C’est avec un air jovial et sa bienveillance naturelle que David Venkatapen se confie sur le parcours qui l’a amené à devenir modèle photo et à militer en faveur des causes qui lui tiennent à cœur. "Je me demande toujours si voir quelqu’un faire ce que je fais aurait pu m’aider lorsque j’avais 16 ans", reconnaît le Martiniquais. Son crédo à lui est la visibilité : celle des personnes grosses et celle de la communauté LGBT noire. Il considère la représentation comme un pas important vers l’acceptation de soi et des autres.
Né en région parisienne, sa famille déménage en Martinique lorsqu’il est âgé de 10 ans. Il poursuit sa scolarité sur son île avant de revenir dans l’Hexagone une fois ses études achevées. Dès le plus jeune âge, le jeune garçon réalise que son apparence n’est pas commune. "À l’école, l’institutrice avait demandé à un élève de classer les élèves de la classe du plus maigre au plus gros pour enseigner les chiffres croissants, raconte David Venkatapen. Pour la fille qui était au début de ce classement et pour moi, de l’autre côté, notre rapport aux autres a complétement changé à ce moment-là. On est devenu la crevette et le gros."
Plus tard, vers 20 ans, et alors qu’il s’essaie aux machines de la salle de sport en Martinique, il est attiré par le cours de salsa qui se déroule à côté. Il reste spectateur pendant plusieurs semaines avant d’être invité par la professeure à rejoindre le cours. "Je pensais que tout le monde allait me regarder et finalement personne ne m’a prêté attention." La perception qu’il a de son physique évolue. "La professeure m’a fait comprendre que mon corps avait une particularité qui pouvait être prise en compte et être utile pour la chorégraphie", se souvient le mannequin.
Concilier l’administration militaire et le mannequinat
Sa deuxième vie professionnelle, celle de modèle photo, est arrivée sur le tard. David Venkatapen a presque 40 ans lorsqu’il candidate à l’annonce d’une agence qui cherche à ouvrir son catalogue grandes tailles aux hommes. Il est retenu par l’agence. Il commence alors à jongler entre son travail dans l’administration militaire, où il ne mentionne pas ses autres activités, et les shootings photos. Il pose pour des marques de prêt-à-porter et en tant que modèle vivant pour des écoles d’art. "Quand je l’ai annoncé à ma mère, elle a pensé à une blague", se rappelle-t-il. Passer d’un monde à l’autre lui permet de trouver un équilibre. "Commencer le mannequinat m’a fait gagner en confiance en moi.

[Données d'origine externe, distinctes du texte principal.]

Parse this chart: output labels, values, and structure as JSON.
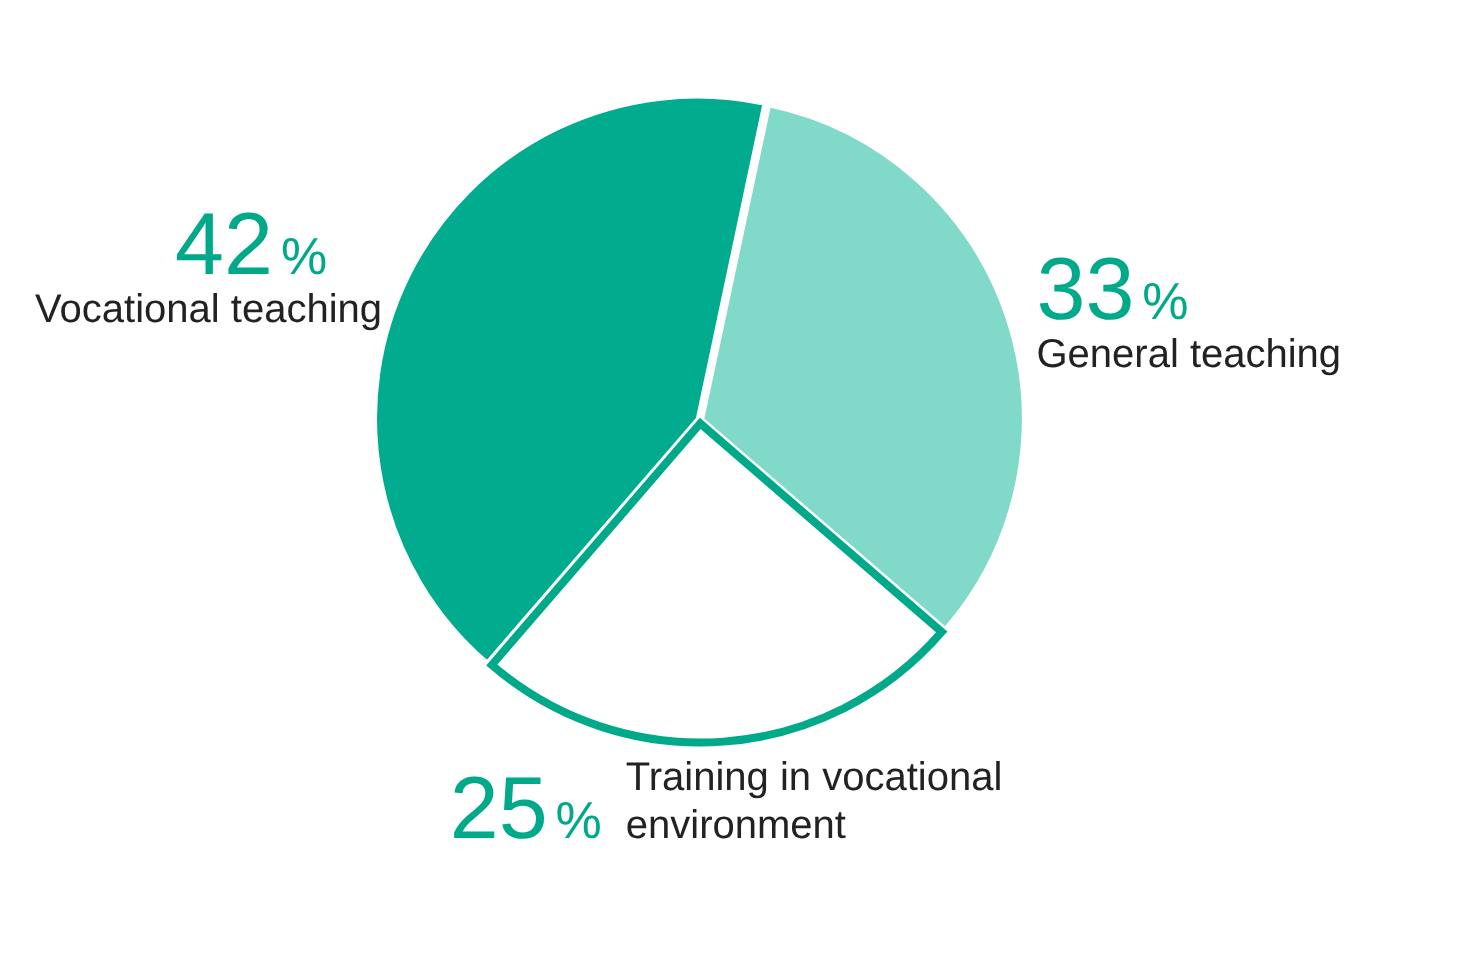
{
  "chart_data": {
    "type": "pie",
    "categories": [
      "General teaching",
      "Training in vocational environment",
      "Vocational teaching"
    ],
    "values": [
      33,
      25,
      42
    ],
    "value_labels": [
      "33%",
      "25%",
      "42%"
    ],
    "colors": [
      "#80d9c9",
      "#ffffff",
      "#00ab8e"
    ],
    "legend": false
  }
}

Je suis moins réservé et j’aborde différemment les autres."
Adepte du body positive, un mouvement prônant l'acceptation de tous les corps humains quels qu'ils soient, David Venkatapen tente de partager cette confiance renouvelée. Il poste les photos de ses shootings et de ses collaborations artistiques sur les réseaux sociaux. Il est tout particulièrement fier d’avoir été photographié pour la revue gay Têtu. "Recevoir des messages de jeunes qui me disent que voir quelqu’un comme moi leur fait du bien me fait plaisir, sourit-il. A leur âge, je ne voyais personne qui me ressemblait.» D’autant plus que le mouvement du body positivisme touche beaucoup moins les hommes que les femmes. Selon le mannequin, les hommes mettent le corps au cœur des discussions « seulement lorsqu’ils font de la musculation », et il n’y aucun endroit où « ils s’expriment sur leurs complexes ».

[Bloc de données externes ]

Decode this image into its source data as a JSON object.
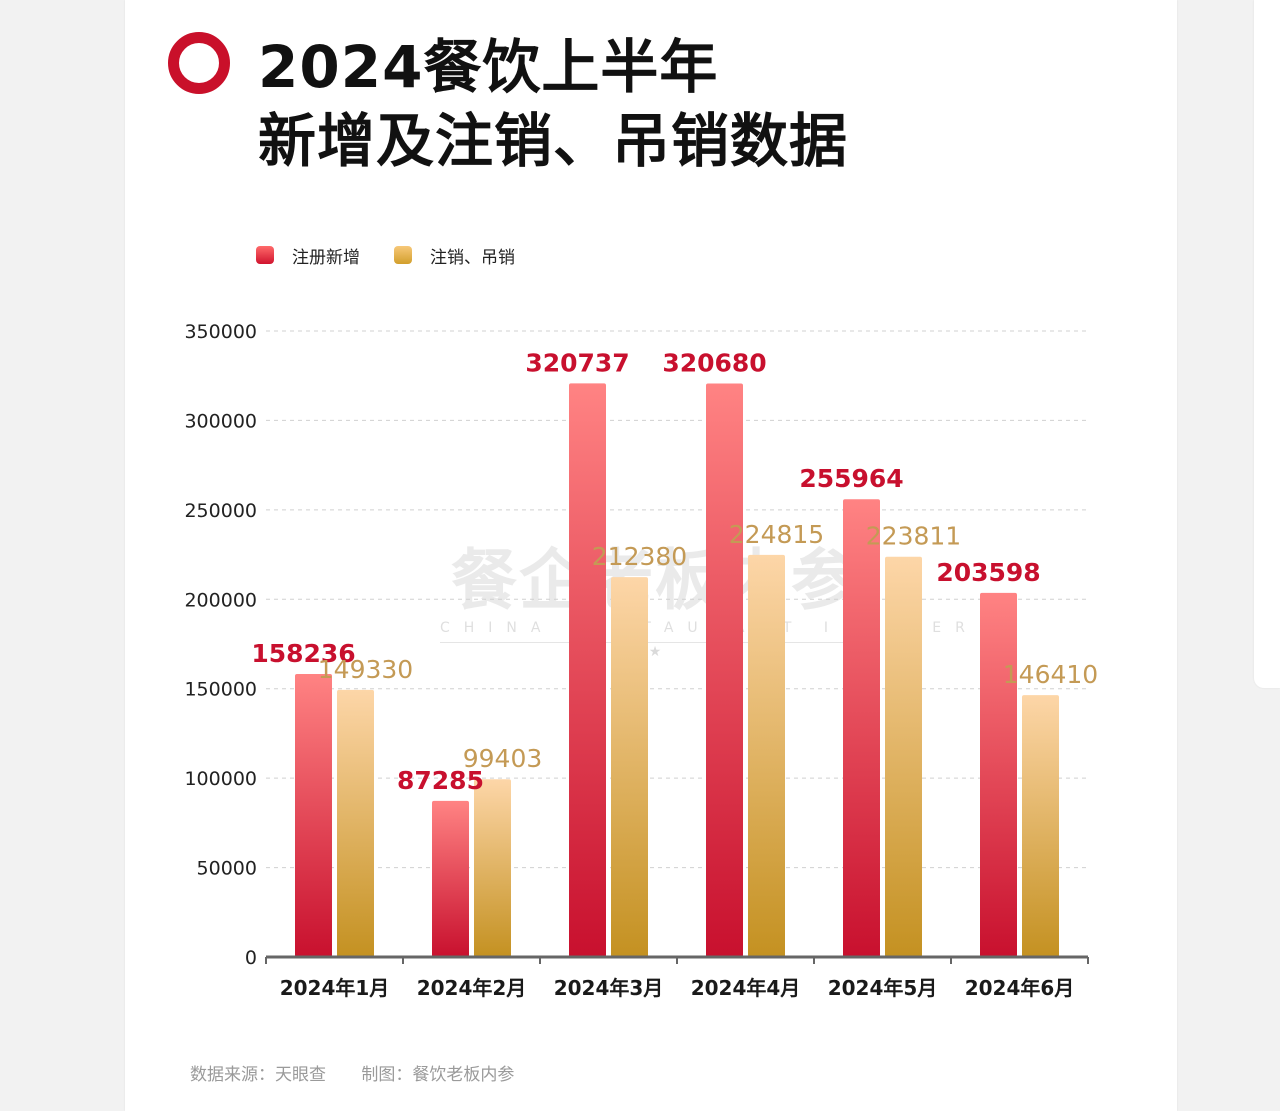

Surmonter le rejet pour ouvrir la discussion
Ses photos ne font pas toujours l’unanimité. Il est fréquemment la cible d’attaques homophobes, racistes ou visant son poids. "La plupart du temps, je cherche à comprendre pourquoi ces personnes réagissent ainsi et se sentent obligées de venir me dire ce que je devrais faire, explique David Venkatapen. Dans la mesure du possible, j’essaie d’engager la discussion et de les faire réfléchir sur la raison qui les pousse à m’insulter alors que je ne nuis à personne". Une patience et une pédagogie qui ne le quittent pas. Il constate toutefois que ces remarques viennent en majorité d’hommes. "Pour beaucoup d’entre eux, le corps d’un homme gros ressemble physiquement à celui d’une femme : ils ont des hanches, des fesses, de la poitrine … Et ils n’aiment pas. Ça s’assimile presque à du sexisme".
D’un naturel positif, le Martiniquais ne s’attarde pas longtemps sur ces commentaires et souhaite à présent voir les portes du luxe s’ouvrir à toutes les morphologies... En attendant, il s’attèle à des projets qui lui permettent de mettre en avant des sujets qui vont au-delà de l’apparence physique. Il aspire ainsi à réaliser un podcast faisant intervenir des personnes absolument passionnées par leurs hobbies qui viendraient partager leur enthousiasme à son micro.